Kayla what was it like for you hearing I was suicidal?
“It was a shock, because I don’t think I was really expecting it. I thought I knew everything.
“We are very close and I never assumed there would be something so big about your life that you couldn’t tell me. It made me question myself more than anything else wondering what I had or hadn’t done that could have made it easier for you to tell me.”
After listening did you understand it wasn’t you that had prevented me saying anything?
“Totally, because after the initial words were said and you spoke for a while and told me all about it, I could understand just how scared you were.
“While it was new for me, it was also new for you and you felt there was a shame associated with it. I got it totally after that.”
I notice as I ask you these questions your voice is shaking, can I ask why?
“Because I don’t like talking about it (body tenses). I don’t like thinking of you in that pain and how upset you were.”
After that how did you go about getting me help?
“I knew your counsellor had to be working the next morning, that night there was nothing at all available and your biggest fear was the men in the white coats, so there was no way I was going to put you through that.
“That night I didn’t take my eyes off you and we stayed up talking, as I was terrified to leave you alone.
“The following day (Kayla laughs as she describes running up a bill of about €90 with all the people she had to ring, One of which was my counsellor) I rang your counsellor and I told her what had happened and she told me take you to the GP and to wait until you told the GP the exact words.”
What were the exact words?
“That you were suicidal, but didn’t have a plan in place.
“I then left you in private with the doctor and you came out some time later and absolutely f***ed me outta it.
“You said how the f**k could I do this to you? I should never have told?
“They’re all going to think you were a nut job and how you could not believe you I did this.”
What did you think hearing those words come out of my mouth?
“I knew you hated me but I knew professional help was needed and I couldn’t handle this alone.
“I didn’t know the proper way, it was between betraying you or not having you around anymore. It was the lesser of two evils.”

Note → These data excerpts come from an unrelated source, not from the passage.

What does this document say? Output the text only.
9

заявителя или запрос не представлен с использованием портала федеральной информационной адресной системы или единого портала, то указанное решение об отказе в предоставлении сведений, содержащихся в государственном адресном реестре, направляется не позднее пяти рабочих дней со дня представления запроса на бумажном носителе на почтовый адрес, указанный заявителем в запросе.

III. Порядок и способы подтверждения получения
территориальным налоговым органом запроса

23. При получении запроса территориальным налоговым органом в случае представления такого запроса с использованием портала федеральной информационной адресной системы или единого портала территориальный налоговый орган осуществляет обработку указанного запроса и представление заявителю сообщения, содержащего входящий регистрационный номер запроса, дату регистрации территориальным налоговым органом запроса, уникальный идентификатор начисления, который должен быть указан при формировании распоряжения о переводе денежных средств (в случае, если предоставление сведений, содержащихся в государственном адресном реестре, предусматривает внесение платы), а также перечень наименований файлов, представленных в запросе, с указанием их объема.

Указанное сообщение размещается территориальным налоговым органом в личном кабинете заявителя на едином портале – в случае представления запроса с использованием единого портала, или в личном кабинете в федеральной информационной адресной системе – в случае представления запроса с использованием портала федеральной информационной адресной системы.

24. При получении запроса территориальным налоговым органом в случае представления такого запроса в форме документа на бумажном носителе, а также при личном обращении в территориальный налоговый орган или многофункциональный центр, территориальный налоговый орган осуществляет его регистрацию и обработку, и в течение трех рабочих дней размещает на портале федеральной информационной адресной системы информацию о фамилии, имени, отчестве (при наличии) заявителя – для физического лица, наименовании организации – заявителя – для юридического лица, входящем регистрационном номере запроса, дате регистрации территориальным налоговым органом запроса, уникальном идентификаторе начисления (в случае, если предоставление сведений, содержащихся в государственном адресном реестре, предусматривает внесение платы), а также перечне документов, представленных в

What would you say to someone that may be in your shoes now thinking another person is suicidal?
“Don’t hope for the best, dive straight into it and ask if the person is suicidal.

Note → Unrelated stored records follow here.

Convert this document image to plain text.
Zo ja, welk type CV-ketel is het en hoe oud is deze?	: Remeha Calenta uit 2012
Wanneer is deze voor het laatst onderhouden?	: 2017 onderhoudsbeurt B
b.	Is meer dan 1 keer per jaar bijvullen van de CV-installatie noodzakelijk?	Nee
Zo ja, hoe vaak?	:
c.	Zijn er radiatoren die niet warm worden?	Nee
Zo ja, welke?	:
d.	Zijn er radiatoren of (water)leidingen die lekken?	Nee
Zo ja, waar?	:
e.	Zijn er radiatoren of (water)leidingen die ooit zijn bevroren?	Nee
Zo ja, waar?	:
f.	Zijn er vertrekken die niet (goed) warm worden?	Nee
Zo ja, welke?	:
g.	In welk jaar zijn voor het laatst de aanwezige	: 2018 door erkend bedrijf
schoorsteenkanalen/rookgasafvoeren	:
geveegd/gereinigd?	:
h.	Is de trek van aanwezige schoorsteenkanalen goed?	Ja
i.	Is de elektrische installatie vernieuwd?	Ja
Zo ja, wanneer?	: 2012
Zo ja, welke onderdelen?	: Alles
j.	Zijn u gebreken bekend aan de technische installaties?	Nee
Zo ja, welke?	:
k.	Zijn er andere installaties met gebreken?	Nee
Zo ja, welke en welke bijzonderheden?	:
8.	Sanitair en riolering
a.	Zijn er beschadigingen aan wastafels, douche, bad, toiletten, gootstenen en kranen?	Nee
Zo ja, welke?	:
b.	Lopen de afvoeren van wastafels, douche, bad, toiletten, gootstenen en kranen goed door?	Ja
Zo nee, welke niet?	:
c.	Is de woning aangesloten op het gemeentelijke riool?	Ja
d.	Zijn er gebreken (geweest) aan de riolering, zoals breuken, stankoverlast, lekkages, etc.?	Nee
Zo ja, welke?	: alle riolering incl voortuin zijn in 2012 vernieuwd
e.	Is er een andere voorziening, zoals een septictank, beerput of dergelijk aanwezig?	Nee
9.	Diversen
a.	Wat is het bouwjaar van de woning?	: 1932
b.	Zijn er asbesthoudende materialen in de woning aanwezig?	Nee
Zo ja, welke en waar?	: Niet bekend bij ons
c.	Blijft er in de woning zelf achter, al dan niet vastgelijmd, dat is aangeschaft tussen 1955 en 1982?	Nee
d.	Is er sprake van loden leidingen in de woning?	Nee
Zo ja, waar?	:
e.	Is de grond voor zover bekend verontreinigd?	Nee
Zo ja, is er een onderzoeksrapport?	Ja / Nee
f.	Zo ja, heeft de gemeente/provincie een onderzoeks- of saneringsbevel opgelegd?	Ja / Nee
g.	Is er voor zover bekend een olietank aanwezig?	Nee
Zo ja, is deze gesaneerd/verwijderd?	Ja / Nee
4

“Do not try and carry that weight yourself, you must get professionals involved.
“The person won’t want you to but you have to and always always, always look for help.”
As the interview comes to a close, I am overwhelmed with sadness to think of what she went through and what I said in moments of anger.
Now we are a few years on and as the person that was once feeling suicidal, I forgave her after some time, once I got help and now I am going to be forever grateful for what she did.
She put my wellbeing first regardless of the repercussions.